「第4次韓流ブーム」とも言われる中、昨年の「Kフード」の輸出額は130億ドル(約1兆9559億円)を突破し、過去最高を記録した。輸出品目はラーメンや菓子、飲料、キムチなど多品目にわたり、農産食品の輸出先国は前年の199カ国から207カ国に増えた。輸出食品1位はラーメンで、前年比31.1%増の12億4850万ドルだった。ラーメンは今や世界13カ国以上に輸出されている。そのほか、菓子類は17.4%、飲料15.8%、ソース類4.1%、コーヒー2.7%、米加工食品38.4%、キムチ5.2%いずれも増加した。

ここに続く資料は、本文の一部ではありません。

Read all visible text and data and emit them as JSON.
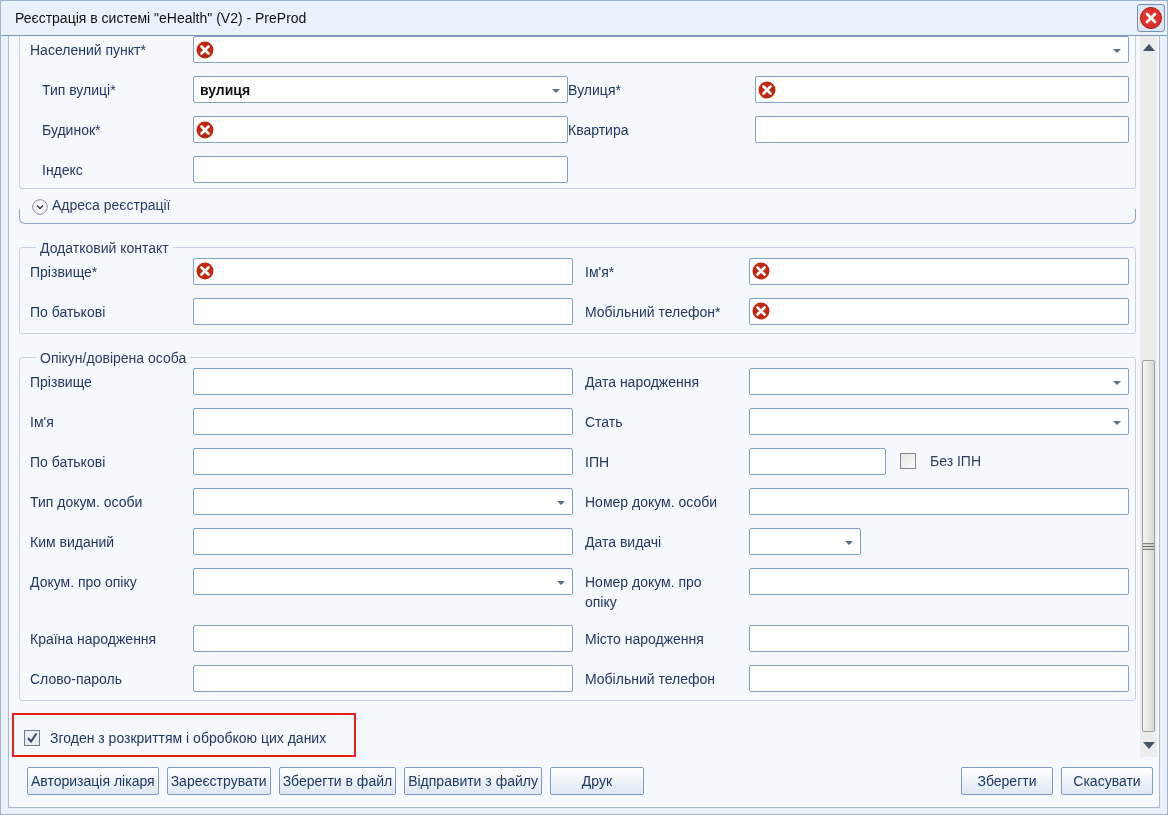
{
  "window": {
    "title": "Реєстрація в системі \"eHealth\" (V2) - PreProd"
  },
  "address": {
    "fields": [
      {
        "label": "Населений пункт*",
        "kind": "combo-full",
        "error": true
      },
      {
        "label": "Тип вулиці*",
        "kind": "combo",
        "error": false,
        "value": "вулиця"
      },
      {
        "label": "Вулиця*",
        "kind": "text",
        "error": true
      },
      {
        "label": "Будинок*",
        "kind": "text",
        "error": true
      },
      {
        "label": "Квартира",
        "kind": "text",
        "error": false
      },
      {
        "label": "Індекс",
        "kind": "text",
        "error": false
      }
    ]
  },
  "registration_address": {
    "title": "Адреса реєстрації",
    "expanded": false
  },
  "additional_contact": {
    "title": "Додатковий контакт",
    "fields": [
      {
        "label": "Прізвище*",
        "kind": "text",
        "error": true
      },
      {
        "label": "Ім'я*",
        "kind": "text",
        "error": true
      },
      {
        "label": "По батькові",
        "kind": "text",
        "error": false
      },
      {
        "label": "Мобільний телефон*",
        "kind": "text",
        "error": true
      }
    ]
  },
  "guardian": {
    "title": "Опікун/довірена особа",
    "fields": [
      {
        "label": "Прізвище",
        "kind": "text",
        "error": false
      },
      {
        "label": "Дата народження",
        "kind": "combo",
        "error": false
      },
      {
        "label": "Ім'я",
        "kind": "text",
        "error": false
      },
      {
        "label": "Стать",
        "kind": "combo",
        "error": false
      },
      {
        "label": "По батькові",
        "kind": "text",
        "error": false
      },
      {
        "label": "ІПН",
        "kind": "text-short",
        "error": false,
        "checkbox": {
          "label": "Без ІПН",
          "checked": false
        }
      },
      {
        "label": "Тип докум. особи",
        "kind": "combo",
        "error": false
      },
      {
        "label": "Номер докум. особи",
        "kind": "text",
        "error": false
      },
      {
        "label": "Ким виданий",
        "kind": "text",
        "error": false
      },
      {
        "label": "Дата видачі",
        "kind": "combo-short",
        "error": false
      },
      {
        "label": "Докум. про опіку",
        "kind": "combo",
        "error": false
      },
      {
        "label": "Номер докум. про опіку",
        "kind": "text",
        "error": false
      },
      {
        "label": "Країна народження",
        "kind": "text",
        "error": false
      },
      {
        "label": "Місто народження",
        "kind": "text",
        "error": false
      },
      {
        "label": "Слово-пароль",
        "kind": "text",
        "error": false
      },
      {
        "label": "Мобільний телефон",
        "kind": "text",
        "error": false
      }
    ]
  },
  "consent": {
    "label": "Згоден з розкриттям і обробкою цих даних",
    "checked": true,
    "highlighted": true
  },
  "buttons_left": [
    "Авторизація лікаря",
    "Зареєструвати",
    "Зберегти в файл",
    "Відправити з файлу",
    "Друк"
  ],
  "buttons_right": [
    "Зберегти",
    "Скасувати"
  ]
}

Kフードは日本の食品市場でも存在感を高めている。食品産業新聞は、「Kフード」について「K-POPや韓流ドラマの人気を背景に、2003年ごろから食分野でも注目を集め、近年はSNSの発展や動画配信サービスの普及、第4次韓流ブームなどにより増勢基調だ」と伝えた。これを追い風に、日本に進出するチェーン店もあるといい、同紙によると、韓国発のハンバーガーチェーン「MOM‘S TOUCH(マムズタッチ)」は2024年に進出を果たし、1号店の渋谷店は開業から1年で約70万人が来店、累計売上高は5億円を超えた。今後、日本国内にさらに店舗数を増やす計画という。また、同紙はKフードの新商品開発に力を注ぐ、日本の食品メーカー各社の動きを伝えた。

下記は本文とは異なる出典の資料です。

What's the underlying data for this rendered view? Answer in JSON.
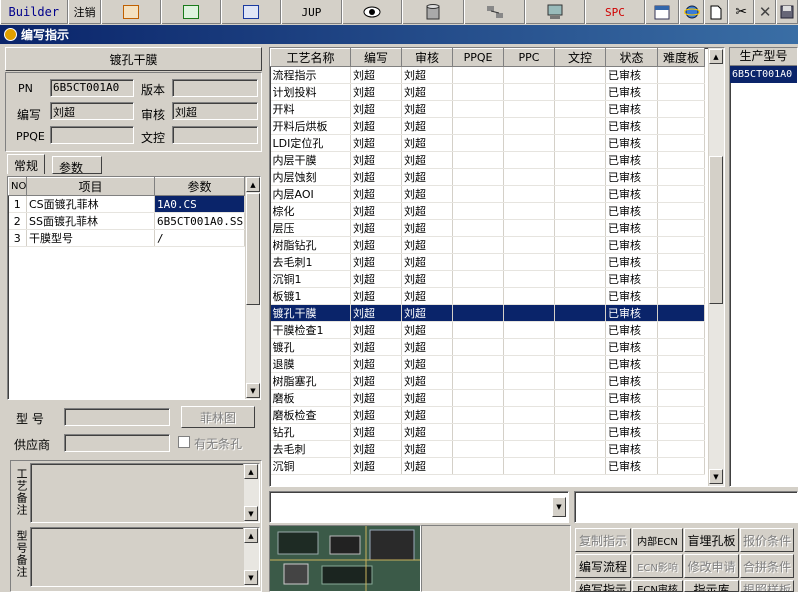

韓国の食品大手、CJ第一製糖は昨年9月、東京都内に同社の主力商品を販売する「bibigo(ビビゴ)マート」をオープンさせた。韓国風餃子「マンドゥ」をはじめとする冷凍食品やカップ飯などを販売。売り場には飲食スペースやフォトゾーンも設け、同社のブランド「bibigo」を体験できる場を提供している。

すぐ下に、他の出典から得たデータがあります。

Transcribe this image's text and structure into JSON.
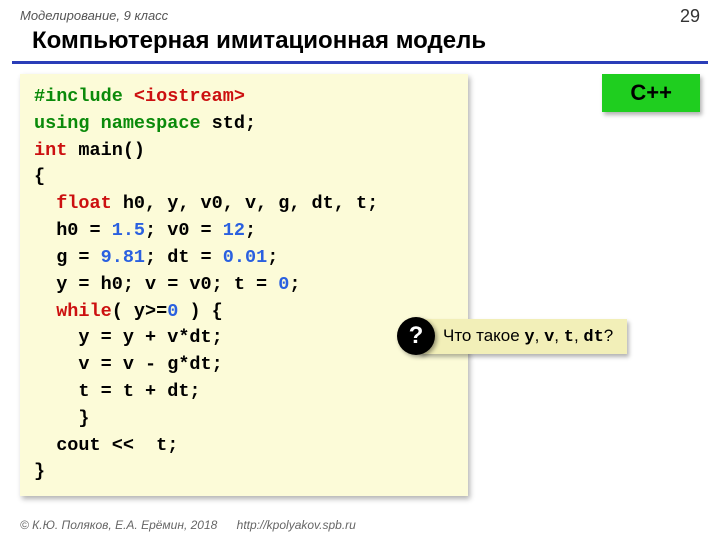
{
  "header": {
    "subject": "Моделирование, 9 класс",
    "page_number": "29",
    "title": "Компьютерная имитационная модель"
  },
  "badge": {
    "label": "C++"
  },
  "code": {
    "l1a": "#include ",
    "l1b": "<iostream>",
    "l2a": "using ",
    "l2b": "namespace ",
    "l2c": "std",
    "l2d": ";",
    "l3a": "int ",
    "l3b": "main()",
    "l4": "{",
    "l5a": "  float ",
    "l5b": "h0, y, v0, v, g, dt, t;",
    "l6a": "  h0 = ",
    "l6b": "1.5",
    "l6c": "; v0 = ",
    "l6d": "12",
    "l6e": ";",
    "l7a": "  g = ",
    "l7b": "9.81",
    "l7c": "; dt = ",
    "l7d": "0.01",
    "l7e": ";",
    "l8a": "  y = h0; v = v0; t = ",
    "l8b": "0",
    "l8c": ";",
    "l9a": "  while",
    "l9b": "( y>=",
    "l9c": "0",
    "l9d": " ) {",
    "l10": "    y = y + v*dt;",
    "l11": "    v = v - g*dt;",
    "l12": "    t = t + dt;",
    "l13": "    }",
    "l14a": "  cout ",
    "l14b": "<<  t;",
    "l15": "}"
  },
  "callout": {
    "mark": "?",
    "t1": "Что такое ",
    "v1": "y",
    "c1": ", ",
    "v2": "v",
    "c2": ", ",
    "v3": "t",
    "c3": ", ",
    "v4": "dt",
    "t2": "?"
  },
  "footer": {
    "copyright": "© К.Ю. Поляков, Е.А. Ерёмин, 2018",
    "url": "http://kpolyakov.spb.ru"
  }
}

韓国の文化体育観光部が5月に発表した「2024外国人観光客調査」によると、外国人観光客が韓国を訪れる理由の1位に「食の探訪」(62.8%)が挙がった。この結果を伝えた東亜日報は「長年、外国人の韓国訪問理由の1位はショッピングだったが、2022年を境にKフードがショッピングを抜いて1位に躍り出た。グローバル旅行プラットフォーム、アゴダが昨年実施した調査でも、アジアのグルメ旅行先1位に韓国が選ばれている」と解説した。
その上で同紙は、「APEC首脳会議には、キムチ、ラーメン、チキンなど多彩なKフードが勢ぞろいする」と伝えた。韓国の慶州では今月31日からAPEC首脳会議が開かれる。韓国でのAPEC首脳会議の開催は、2005年に南部のプサン(釜山)で開かれて以来、20年ぶり。韓国としてはAPEC首脳会議を成功させ、ユン・ソギョル(尹錫悦)前政権下での「非常戒厳」で揺らいだ国際的地位を回復させたい考えだ。大韓商工会議所は、デロイト・トーマツ・コンサルティングと共同で分析した結果、APEC開催による経済効果は7兆4000億ウォン(約7900億円)と見込んでいる。内需活性化など短期的な経済効果は3兆3000億ウォン、中長期的な間接効果は4兆1000億ウォンと分析した。
韓国の食品メーカー各社は、APECで「ガストロ外交(食文化外交)」が展開されることに期待を寄せている。前出の東亜日報によると、前出のCJ第一製糖は、APEC関連で訪韓した関係者の宿泊施設やメディアセンターにカップ飯やトッポキ(餅炒め)などを提供する。「辛ラーメン」で知られるノンシム(農心)は人気アニメ「KPOPガールズ!デーモン・ハンターズ」とコラボしたラーメンを提供するブースを設けるという。
また、同紙は「KフードをAPEC首脳に印象付ける機会が、31日の公式晩さん会の場である」とし、「晩さん会のメニューは当日公開されるが、韓国系米国人シェフ、エドワード・リー氏がロッテホテルのシェフとタッグを組んで提供する予定だ。慶州の特産品である韓牛、カレイ、アワビなどが食材候補として挙がっている」と伝えた。
その上で同紙は「今回のAPECは、韓流コンテンツの人気と共に注目されるKフードを世界の舞台でしっかり印象付ける絶好の機会」と指摘。「官民が協力して韓国食の優越性と魅力を広く発信してほしい」とした。